Hari libur, biasanya jam segini aku masih bergulung di kasur atau bergulat dengan Molly yang hampir tiap malam tidur di sampingku. Kucing gembul itu selalu saja bangun lebih cepat dariku. Biasanya Molly menyosor-nyosor untuk membuatku bangun.
Namun, tidak untuk hari ini. Bayangkan saja, aku masih enak-enak tidur, Mama membangunkanku. Katanya ada temenku di ruang tamu. Aku yang masih setengah sadar, melihat siapa tamu yang dibilang Mama.
Dengan rambut yang tergerai kusut, muka bantal, tidak cuci muka apalagi sikat gigi, aku berjalan ke ruang tengah. aku mengira Jeje yang datang. Karena kalau bukan dia siapa lagi?

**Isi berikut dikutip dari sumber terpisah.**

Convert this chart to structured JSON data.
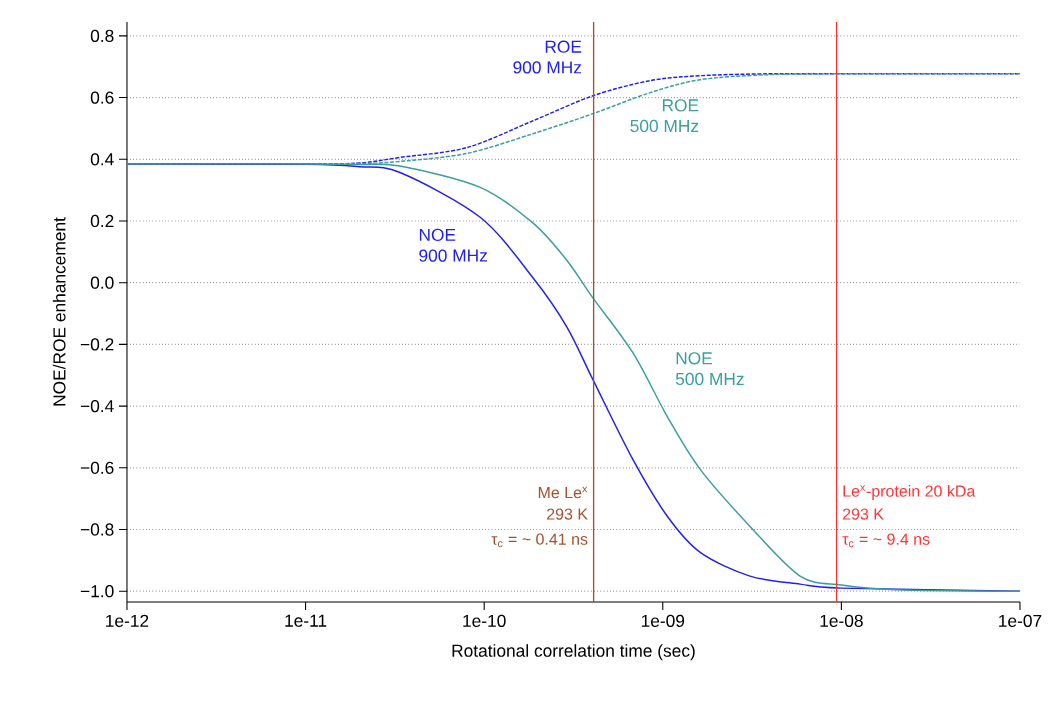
{
  "chart_data": {
    "type": "line",
    "xlabel": "Rotational correlation time (sec)",
    "ylabel": "NOE/ROE enhancement",
    "series": [
      {
        "name": "ROE 900 MHz",
        "color": "#2020ee",
        "line_style": "dashed",
        "x": [
          1e-12,
          1e-11,
          2e-11,
          3.38e-11,
          8e-11,
          1.88e-10,
          4.07e-10,
          8.5e-10,
          1.62e-09,
          3.83e-09,
          1e-08,
          1e-07
        ],
        "values": [
          0.385,
          0.385,
          0.388,
          0.406,
          0.438,
          0.525,
          0.606,
          0.655,
          0.671,
          0.677,
          0.677,
          0.677
        ]
      },
      {
        "name": "ROE 500 MHz",
        "color": "#3a9e9e",
        "line_style": "dashed",
        "x": [
          1e-12,
          1e-11,
          2e-11,
          3.38e-11,
          8e-11,
          1.88e-10,
          4.07e-10,
          8.5e-10,
          1.62e-09,
          3.83e-09,
          1e-08,
          1e-07
        ],
        "values": [
          0.385,
          0.385,
          0.386,
          0.393,
          0.419,
          0.483,
          0.548,
          0.616,
          0.658,
          0.674,
          0.677,
          0.677
        ]
      },
      {
        "name": "NOE 900 MHz",
        "color": "#2020ee",
        "line_style": "solid",
        "x": [
          1e-12,
          1e-11,
          2e-11,
          3.38e-11,
          9.5e-11,
          1.88e-10,
          2.9e-10,
          4.07e-10,
          6.8e-10,
          1.06e-09,
          1.62e-09,
          3.08e-09,
          5.87e-09,
          1e-08,
          1e-07
        ],
        "values": [
          0.385,
          0.384,
          0.376,
          0.357,
          0.212,
          0.015,
          -0.143,
          -0.315,
          -0.573,
          -0.757,
          -0.874,
          -0.951,
          -0.977,
          -0.99,
          -1.0
        ]
      },
      {
        "name": "NOE 500 MHz",
        "color": "#3a9e9e",
        "line_style": "solid",
        "x": [
          1e-12,
          1e-11,
          2e-11,
          3.38e-11,
          9.5e-11,
          1.88e-10,
          2.9e-10,
          4.07e-10,
          6.8e-10,
          1.06e-09,
          1.62e-09,
          3.08e-09,
          5.87e-09,
          1e-08,
          2e-08,
          1e-07
        ],
        "values": [
          0.385,
          0.385,
          0.383,
          0.378,
          0.309,
          0.193,
          0.073,
          -0.05,
          -0.227,
          -0.434,
          -0.605,
          -0.79,
          -0.951,
          -0.98,
          -0.995,
          -1.0
        ]
      }
    ],
    "ref_lines": [
      {
        "axis": "x",
        "value": 4.1e-10,
        "color": "#a5502a"
      },
      {
        "axis": "x",
        "value": 9.4e-09,
        "color": "#ff3333"
      }
    ],
    "annotations": [
      "Me Le$^{x}$",
      "293 K",
      "τ$_{c}$ = ~  0.41 ns",
      "Le$^{x}$-protein 20 kDa",
      "293 K",
      "τ$_{c}$ = ~  9.4 ns"
    ],
    "log": "x",
    "grid": "y",
    "xlim": [
      1e-12,
      1e-07
    ],
    "ylim": [
      -1.035,
      0.845
    ],
    "xticks": [
      {
        "value": 1e-12,
        "label": "1e-12"
      },
      {
        "value": 1e-11,
        "label": "1e-11"
      },
      {
        "value": 1e-10,
        "label": "1e-10"
      },
      {
        "value": 1e-09,
        "label": "1e-09"
      },
      {
        "value": 1e-08,
        "label": "1e-08"
      },
      {
        "value": 1e-07,
        "label": "1e-07"
      }
    ],
    "yticks": [
      {
        "value": -1.0,
        "label": "−1.0"
      },
      {
        "value": -0.8,
        "label": "−0.8"
      },
      {
        "value": -0.6,
        "label": "−0.6"
      },
      {
        "value": -0.4,
        "label": "−0.4"
      },
      {
        "value": -0.2,
        "label": "−0.2"
      },
      {
        "value": 0.0,
        "label": "0.0"
      },
      {
        "value": 0.2,
        "label": "0.2"
      },
      {
        "value": 0.4,
        "label": "0.4"
      },
      {
        "value": 0.6,
        "label": "0.6"
      },
      {
        "value": 0.8,
        "label": "0.8"
      }
    ]
  }
}
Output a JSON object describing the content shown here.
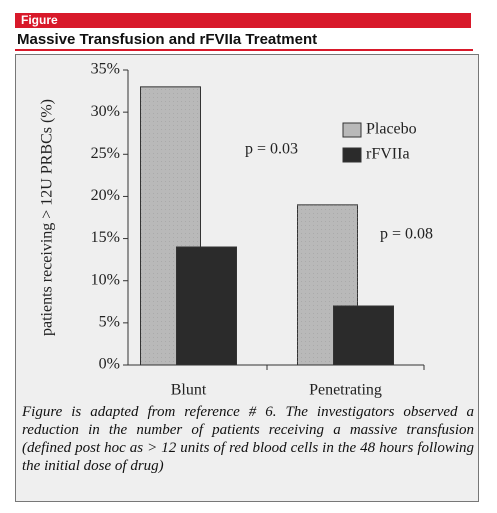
{
  "header": "Figure",
  "title": "Massive Transfusion and rFVIIa Treatment",
  "chart_data": {
    "type": "bar",
    "ylabel": "patients receiving > 12U PRBCs (%)",
    "categories": [
      "Blunt",
      "Penetrating"
    ],
    "series": [
      {
        "name": "Placebo",
        "color": "#b9b9b9",
        "values": [
          33,
          19
        ]
      },
      {
        "name": "rFVIIa",
        "color": "#2b2b2b",
        "values": [
          14,
          7
        ]
      }
    ],
    "ylim": [
      0,
      35
    ],
    "yticks": [
      {
        "value": 0,
        "label": "0%"
      },
      {
        "value": 5,
        "label": "5%"
      },
      {
        "value": 10,
        "label": "10%"
      },
      {
        "value": 15,
        "label": "15%"
      },
      {
        "value": 20,
        "label": "20%"
      },
      {
        "value": 25,
        "label": "25%"
      },
      {
        "value": 30,
        "label": "30%"
      },
      {
        "value": 35,
        "label": "35%"
      }
    ],
    "annotations": [
      "p = 0.03",
      "p = 0.08"
    ],
    "legend": "upper right"
  },
  "caption": "Figure is adapted from reference # 6. The investigators observed a reduction in the number of patients receiving a massive transfusion (defined post hoc as > 12 units of red blood cells in the 48 hours following the initial dose of drug)"
}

Kak Agam? Tidak mungkin. Aku belum pernah melihatnya lagi setelah kejadian di rooftop.
Dareel? Sungguh-sungguh tidak mungkin. Ngapain dia harus repot-repot membuang waktunya kesini?
Aku mematung saat seseorang yang tengah duduk di ruang tamu menatapku.
DAREEL?!
OH TIDAAAKK!! Kenapa dia kesini? Kenapa dia harus melihat aku yang seperti singa ranggunan ini?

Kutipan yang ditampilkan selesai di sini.